What did we do to deserve this?

Every day brings fresh news of a new depth of depravity plumbed in the case of the South Korean businessman kidnapped, and then killed, by policemen under the aegis of the Duterte administration’s war on drugs and crime.

A summary of what is known so far is enough to bring on bone-chilling horror:

The businessman, Jee Ick-joo, was taken from his home in Angeles City in October 2016, along with a housemaid, by a band of armed men who had barged into the house announcing a drug raid. Some P540,000 in jewelry and other valuables also went missing, per the account of Jee’s wife. The leader of the raiding party was identified as a cop: SPO3 Ricky Sta. Isabel, from the Anti-Illegal Drugs Group of the Philippine National Police in Camp Crame.

The housemaid was eventually released, while Jee remained in the car with his captors. According to the case paper submitted by the PNP to the Department of Justice recommending charges of kidnapping for ransom with homicide against Sta. Isabel et al., Jee was brought right into Camp Crame, bound with packaging tape, and strangled by Sta. Isabel.

The murder was perpetrated in Jee’s car, a black Explorer, which his abductors parked just outside the buildings of the PNP’s public information office and police community relations group. As this paper also noted in a report, “The crime scene was also just a few steps away from the office of PNP chief Director General Ronald ‘Bato’ Dela Rosa and his official residence, the so-called ‘White House,’ inside the police headquarters.”

Even while Jee was killed on the day of his abduction, Sta. Isabel demanded ransom from the businessman’s wife, who subsequently paid P5 million. Sta. Isabel was captured on CCTV in Greenhills using the wife’s ATM card to withdraw the money. Perversely, even if they did not produce Jee after the ransom payment, the cops demanded another P4.5 million.

One of Sta. Isabel’s cohorts, SP04 Roy Villegas, has said in an affidavit that he overheard Sta. Isabel talking to one “Sir Dumlao” on the phone before the latter strangled Jee. Sta. Isabel then called a certain “Ding” and arranged to have the body received by a funeral parlor in Caloocan City in exchange for P30,000 and a golf set.
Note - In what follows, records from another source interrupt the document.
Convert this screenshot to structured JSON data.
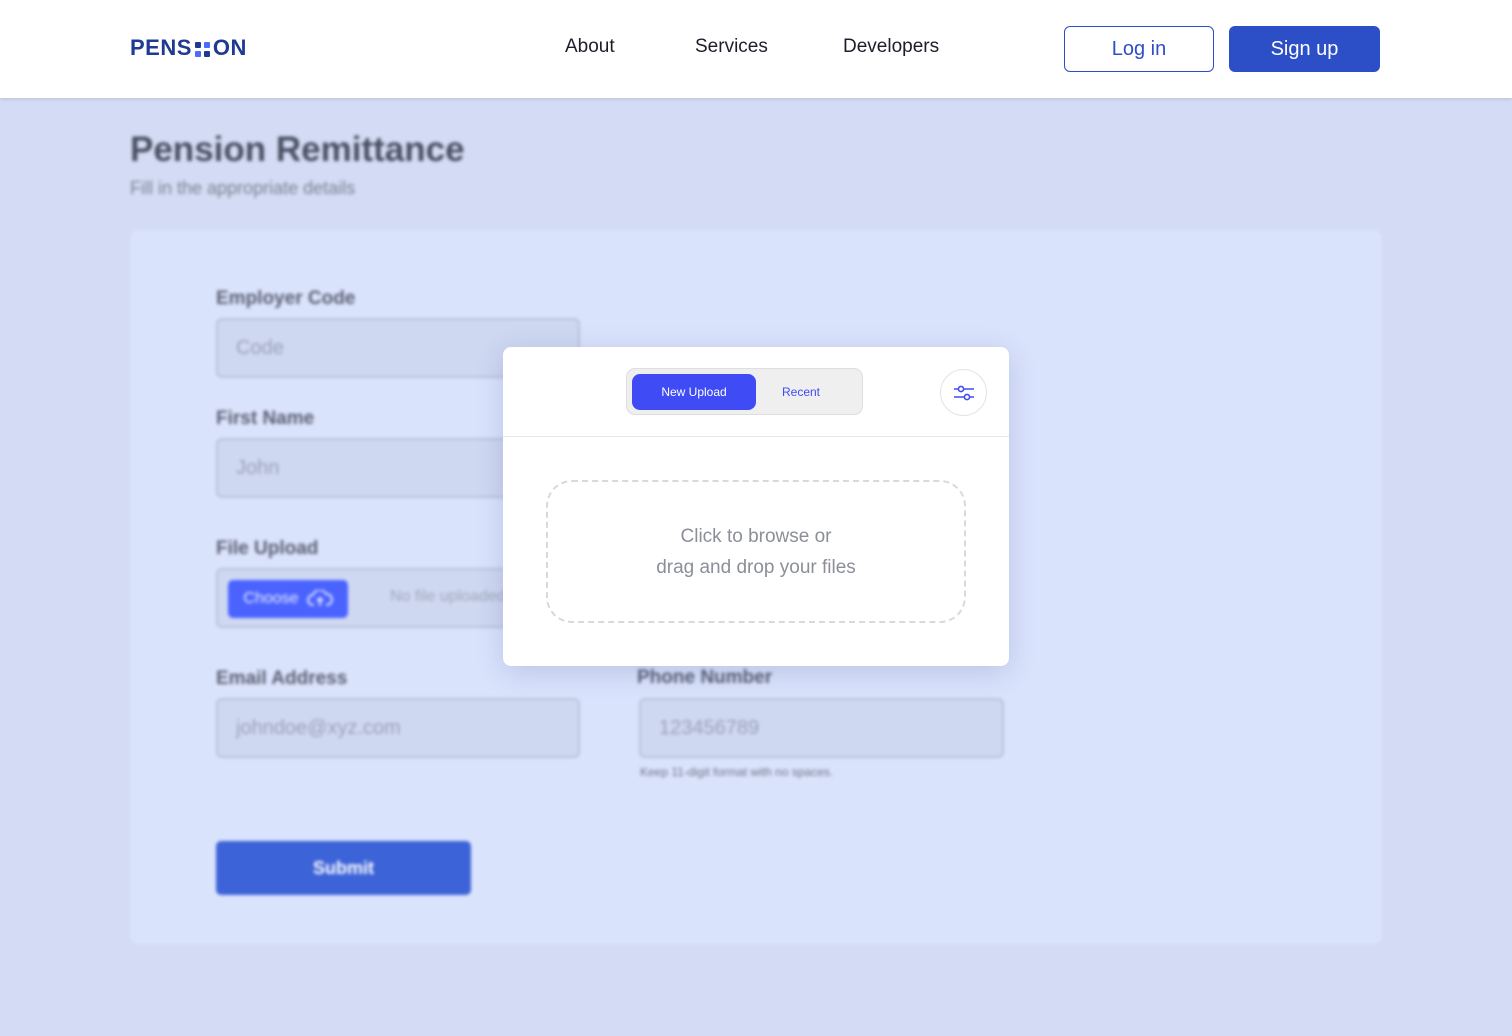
{
  "header": {
    "logo_left": "PENS",
    "logo_right": "ON",
    "nav": [
      "About",
      "Services",
      "Developers"
    ],
    "login_label": "Log in",
    "signup_label": "Sign up"
  },
  "page": {
    "title": "Pension Remittance",
    "subtitle": "Fill in the appropriate details"
  },
  "form": {
    "employer_code": {
      "label": "Employer Code",
      "placeholder": "Code"
    },
    "first_name": {
      "label": "First Name",
      "placeholder": "John"
    },
    "file_upload": {
      "label": "File Upload",
      "choose_label": "Choose",
      "status": "No file uploaded"
    },
    "email": {
      "label": "Email Address",
      "placeholder": "johndoe@xyz.com"
    },
    "phone": {
      "label": "Phone Number",
      "placeholder": "123456789",
      "hint": "Keep 11-digit format with no spaces."
    },
    "submit_label": "Submit"
  },
  "upload_modal": {
    "tabs": [
      "New Upload",
      "Recent"
    ],
    "active_tab": "New Upload",
    "dropzone_line1": "Click to browse or",
    "dropzone_line2": "drag and drop your files"
  },
  "colors": {
    "brand": "#1f3a93",
    "primary": "#2c4fc8",
    "accent": "#3f4cf5",
    "page_bg": "#d3dcf4"
  }
}
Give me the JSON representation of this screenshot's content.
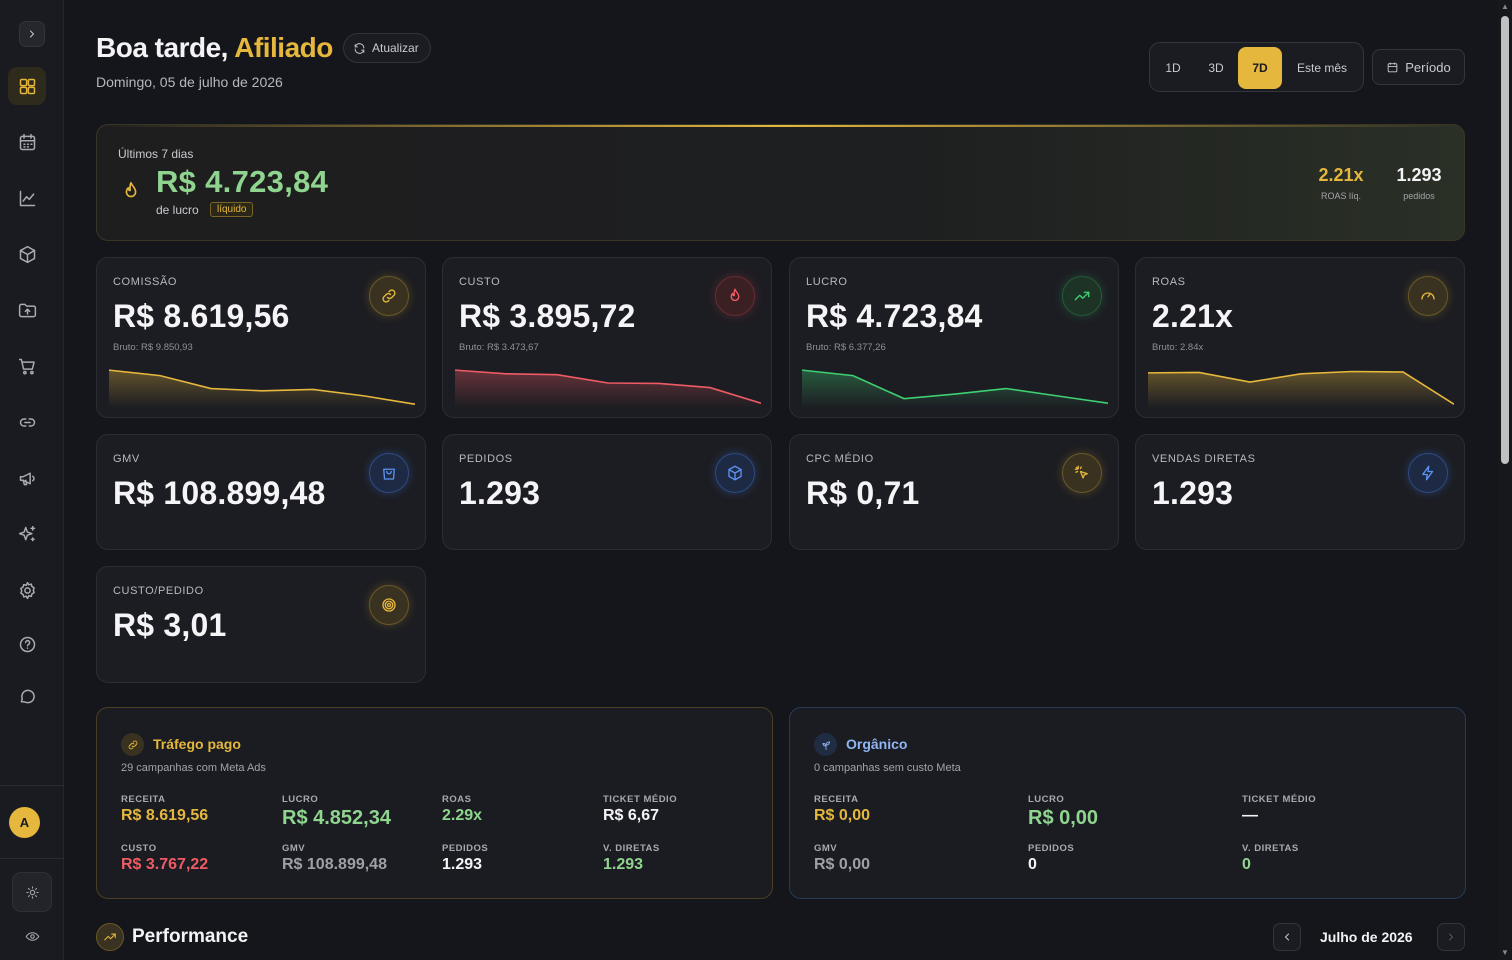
{
  "header": {
    "greeting": "Boa tarde,",
    "name": "Afiliado",
    "refresh_label": "Atualizar",
    "date": "Domingo, 05 de julho de 2026",
    "ranges": [
      "1D",
      "3D",
      "7D",
      "Este mês"
    ],
    "selected_range": "7D",
    "period_label": "Período"
  },
  "hero": {
    "period": "Últimos 7 dias",
    "value": "R$ 4.723,84",
    "sub": "de lucro",
    "tag": "líquido",
    "roas_value": "2.21x",
    "roas_label": "ROAS líq.",
    "orders_value": "1.293",
    "orders_label": "pedidos"
  },
  "cards": {
    "comissao": {
      "label": "COMISSÃO",
      "value": "R$ 8.619,56",
      "sub": "Bruto: R$ 9.850,93",
      "icon": "link-icon",
      "spark": [
        0.78,
        0.66,
        0.38,
        0.33,
        0.36,
        0.22,
        0.04
      ],
      "color": "#e5b73d"
    },
    "custo": {
      "label": "CUSTO",
      "value": "R$ 3.895,72",
      "sub": "Bruto: R$ 3.473,67",
      "icon": "flame-icon",
      "spark": [
        0.78,
        0.7,
        0.68,
        0.5,
        0.49,
        0.4,
        0.06
      ],
      "color": "#ef5b65"
    },
    "lucro": {
      "label": "LUCRO",
      "value": "R$ 4.723,84",
      "sub": "Bruto: R$ 6.377,26",
      "icon": "trending-up-icon",
      "spark": [
        0.78,
        0.66,
        0.16,
        0.26,
        0.38,
        0.22,
        0.06
      ],
      "color": "#3fcf73"
    },
    "roas": {
      "label": "ROAS",
      "value": "2.21x",
      "sub": "Bruto: 2.84x",
      "icon": "gauge-icon",
      "spark": [
        0.72,
        0.73,
        0.52,
        0.7,
        0.75,
        0.74,
        0.04
      ],
      "color": "#e5b73d"
    },
    "gmv": {
      "label": "GMV",
      "value": "R$ 108.899,48",
      "icon": "shopping-bag-icon"
    },
    "pedidos": {
      "label": "PEDIDOS",
      "value": "1.293",
      "icon": "box-icon"
    },
    "cpc": {
      "label": "CPC MÉDIO",
      "value": "R$ 0,71",
      "icon": "cursor-click-icon"
    },
    "vendas": {
      "label": "VENDAS DIRETAS",
      "value": "1.293",
      "icon": "zap-icon"
    },
    "custo_pedido": {
      "label": "CUSTO/PEDIDO",
      "value": "R$ 3,01",
      "icon": "target-icon"
    }
  },
  "paid": {
    "title": "Tráfego pago",
    "sub": "29 campanhas com Meta Ads",
    "receita_label": "RECEITA",
    "receita": "R$ 8.619,56",
    "lucro_label": "LUCRO",
    "lucro": "R$ 4.852,34",
    "roas_label": "ROAS",
    "roas": "2.29x",
    "ticket_label": "TICKET MÉDIO",
    "ticket": "R$ 6,67",
    "custo_label": "CUSTO",
    "custo": "R$ 3.767,22",
    "gmv_label": "GMV",
    "gmv": "R$ 108.899,48",
    "pedidos_label": "PEDIDOS",
    "pedidos": "1.293",
    "vdiretas_label": "V. DIRETAS",
    "vdiretas": "1.293"
  },
  "organic": {
    "title": "Orgânico",
    "sub": "0 campanhas sem custo Meta",
    "receita_label": "RECEITA",
    "receita": "R$ 0,00",
    "lucro_label": "LUCRO",
    "lucro": "R$ 0,00",
    "ticket_label": "TICKET MÉDIO",
    "ticket": "—",
    "gmv_label": "GMV",
    "gmv": "R$ 0,00",
    "pedidos_label": "PEDIDOS",
    "pedidos": "0",
    "vdiretas_label": "V. DIRETAS",
    "vdiretas": "0"
  },
  "performance": {
    "title": "Performance",
    "month": "Julho de 2026"
  },
  "user": {
    "initial": "A"
  },
  "colors": {
    "accent": "#e5b73d",
    "green": "#8fd48f",
    "red": "#ef5b65",
    "blue": "#5b93f2"
  }
}
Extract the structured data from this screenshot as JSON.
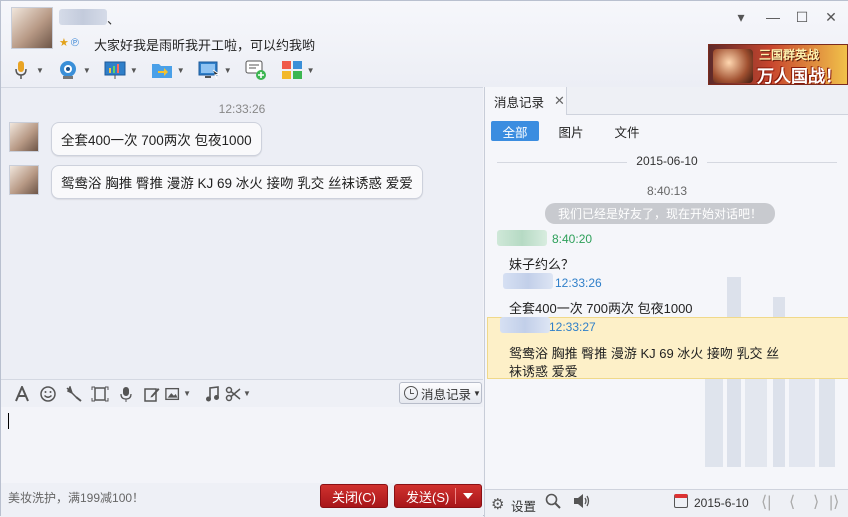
{
  "header": {
    "name_suffix": "、",
    "signature": "大家好我是雨昕我开工啦，可以约我哟",
    "status_star": "★",
    "status_q": "℗",
    "window_controls": [
      "▾",
      "—",
      "☐",
      "✕"
    ],
    "banner": {
      "line1": "三国群英战",
      "line2": "万人国战！"
    }
  },
  "chat": {
    "time": "12:33:26",
    "messages": [
      {
        "text": "全套400一次 700两次 包夜1000"
      },
      {
        "text": "鸳鸯浴 胸推  臀推  漫游 KJ  69  冰火 接吻  乳交  丝袜诱惑  爱爱"
      }
    ]
  },
  "input": {
    "history_label": "消息记录",
    "ad_text": "美妆洗护，满199减100！",
    "close_label": "关闭(C)",
    "send_label": "发送(S)"
  },
  "history": {
    "tab_label": "消息记录",
    "tab_close": "✕",
    "filters": [
      "全部",
      "图片",
      "文件"
    ],
    "date": "2015-06-10",
    "first_time": "8:40:13",
    "system_notice": "我们已经是好友了，现在开始对话吧！",
    "entries": [
      {
        "time": "8:40:20",
        "text": "妹子约么？",
        "color": "#2ea05a"
      },
      {
        "time": "12:33:26",
        "text": "全套400一次 700两次 包夜1000",
        "color": "#2f7fc9"
      },
      {
        "time": "12:33:27",
        "text_line1": "鸳鸯浴 胸推  臀推  漫游 KJ  69  冰火 接吻  乳交  丝",
        "text_line2": "袜诱惑  爱爱",
        "color": "#2f7fc9"
      }
    ],
    "settings_label": "设置",
    "date_field": "2015-6-10",
    "nav": [
      "⟨|",
      "⟨",
      "⟩",
      "|⟩"
    ]
  },
  "colors": {
    "accent_blue": "#3b8de0",
    "send_red": "#c0282a",
    "highlight": "#fdf0c8"
  }
}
Jee’s body was brought to the Caloocan funeral parlor. But because the facility was not equipped for cremation, the body was transferred to another facility in La Loma, where it was cremated. It is said that Jee’s ashes were then flushed down the toilet.

When the “tokhang for ransom” crime came to light through an exclusive report by the Inquirer earlier this month and Sta. Isabel seemed nowhere to be found, Dela Rosa demanded on TV that his subordinate surrender or be shot on sight. It would turn out that Sta. Isabel was not in hiding at all; he had merely transferred offices, all within Camp Crame. He subsequently hired two lawyers before turning in his badge and resigning from the police force.

As an observer quipped on social media, is it now “Camp Crame or Camp Crime?” The question is not entirely facetious: The Duterte administration gave cops carte blanche authority to do as they pleased in the name of the war on drugs. None of them would go to jail, and a pardon would await anyone prosecuted in the line of duty, President Duterte himself announced.

It’s not much of a stretch to see how Sta. Isabel et al. saw in that atmosphere of special empowerment a golden opportunity to commit the horrific crime and get away with it, with the war on drugs excusing most anything. The sense of impunity seemed boundless with the murder by cops happening inside the PNP headquarters, the very seat of law enforcement in the country.

At the National Bureau of Investigation, Choi Kyung-jin, Jee’s wife, poignantly lamented: What did we do to deserve this?

It’s a question that many Filipinos are beginning to ask as well as they survey the bloody and debased state of law and order in the country.